1021年にシャムス・ウッダウラが没した後、イブン・スィーナーは官職を辞して隠棲し、『治癒の書』の完成像の構想を模索した。イスファハーンの君主と手紙のやり取りを行っていたが、これを知ったハマダーンの新たな君主サマー・ウッダウラはイブン・スィーナーを投獄する。イブン・スィーナーは獄中でも論文を書き続け、釈放後に弟と1人の弟子、2人の奴隷を連れてスーフィーの托鉢僧に扮し、イスファハーンに移住した。
晩年
イスファハーンに移住したイブン・スィーナーは、政務から退いて著述に専念したいと考えていたが、イスファハーンの君主アラー・ウッダウラは彼を宰相に登用したため、願いはかなわなかった。イブン・スィーナーは、アラー・ウッダウラに科学や文学についての助言を行い、また遠征に随行した。アラー・ウッダウラの遠征に従軍した時には、馬上で書記に口述筆記をさせて著作を書き進めた。この時期の軍事遠征への参加は、『治癒の書』の植物学と動物学の章の完成に寄与する。
1030年、イスファハーンはガズナ朝の君主マスウード1世の攻撃を受け、イブン・スィーナーは蔵書を含む所有物を奪われる。この時、かつて書き上げた『公正な判断の書』が散逸する。病に倒れた時、奴隷に多量のアヘンを飲まされて財産のほとんどを奪われ、最後まで窮乏から立ち直ることができなかった。
日々の激務に体を蝕まれたイブン・スィーナーは腹痛に苦しむようになり、自身に施した浣腸などの治療によって、容体はますます悪化していく。1037年、イブン・スィーナーはアラー・ウッダウラのハマダーン遠征に同行し、行軍中に病に倒れる。死の2週間前、イブン・スィーナーは一切の治療を拒み、貧者に施しを与えて所有していた奴隷を解放し、毎日クルアーンを朗読していたと伝えられている。同年6月18日、イブン・スィーナーはハマダーンで生涯を終える。死因は胃癌(あるいは赤痢)だと考えられており、没時のイブン・スィーナーに家族は無かった。
死後
1012年ごろ、イブン・スィーナーがジュルジャーンに滞在していた時、彼の弟子であるアル・ジュジャニーが師からの聞き取りを元に、伝記の前半部を記述した。アル・ジュジャニーはイブン・スィーナーの死まで行動を共にし、伝記の後半部分を独自に記述した。アル・ジュジャニーの著した伝記はキフティーの編纂した『智者の歴史』に収録され、イブン・スィーナーの生涯を知る上での重要な史料となっている。

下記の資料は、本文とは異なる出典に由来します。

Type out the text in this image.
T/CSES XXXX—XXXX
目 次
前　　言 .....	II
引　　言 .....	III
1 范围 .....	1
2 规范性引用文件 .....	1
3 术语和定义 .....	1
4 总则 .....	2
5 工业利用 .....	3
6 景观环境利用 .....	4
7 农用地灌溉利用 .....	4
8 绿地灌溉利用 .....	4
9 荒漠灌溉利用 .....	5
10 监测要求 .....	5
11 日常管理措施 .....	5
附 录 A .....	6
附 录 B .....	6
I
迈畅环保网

ヒジュラ暦ではイブン・スィーナーの生誕1,000年にあたる1952年、ウズベク・ソビエト社会主義共和国時代のブハラでアヴィセンナ千年祭が開かれたソビエト連邦、イラン王国、トルコなどで盛大な式典が開かれ、多くの学者がイブン・スィーナーに関する論文を発表した。1981年にブカレストで開催された第16回国際科学史学会では、出席した各国の学者がイブン・スィーナーの事績を討論した。
1980年にはイラン・イスラム共和国によって墓所に霊廟が建立された。ペレストロイカ期にタジク人のナショナリズムが高揚した際、タジク知識人の中にイブン・スィーナーをタジク人と見なす動きが見られ、ウズベク知識人はこの動きに反発した。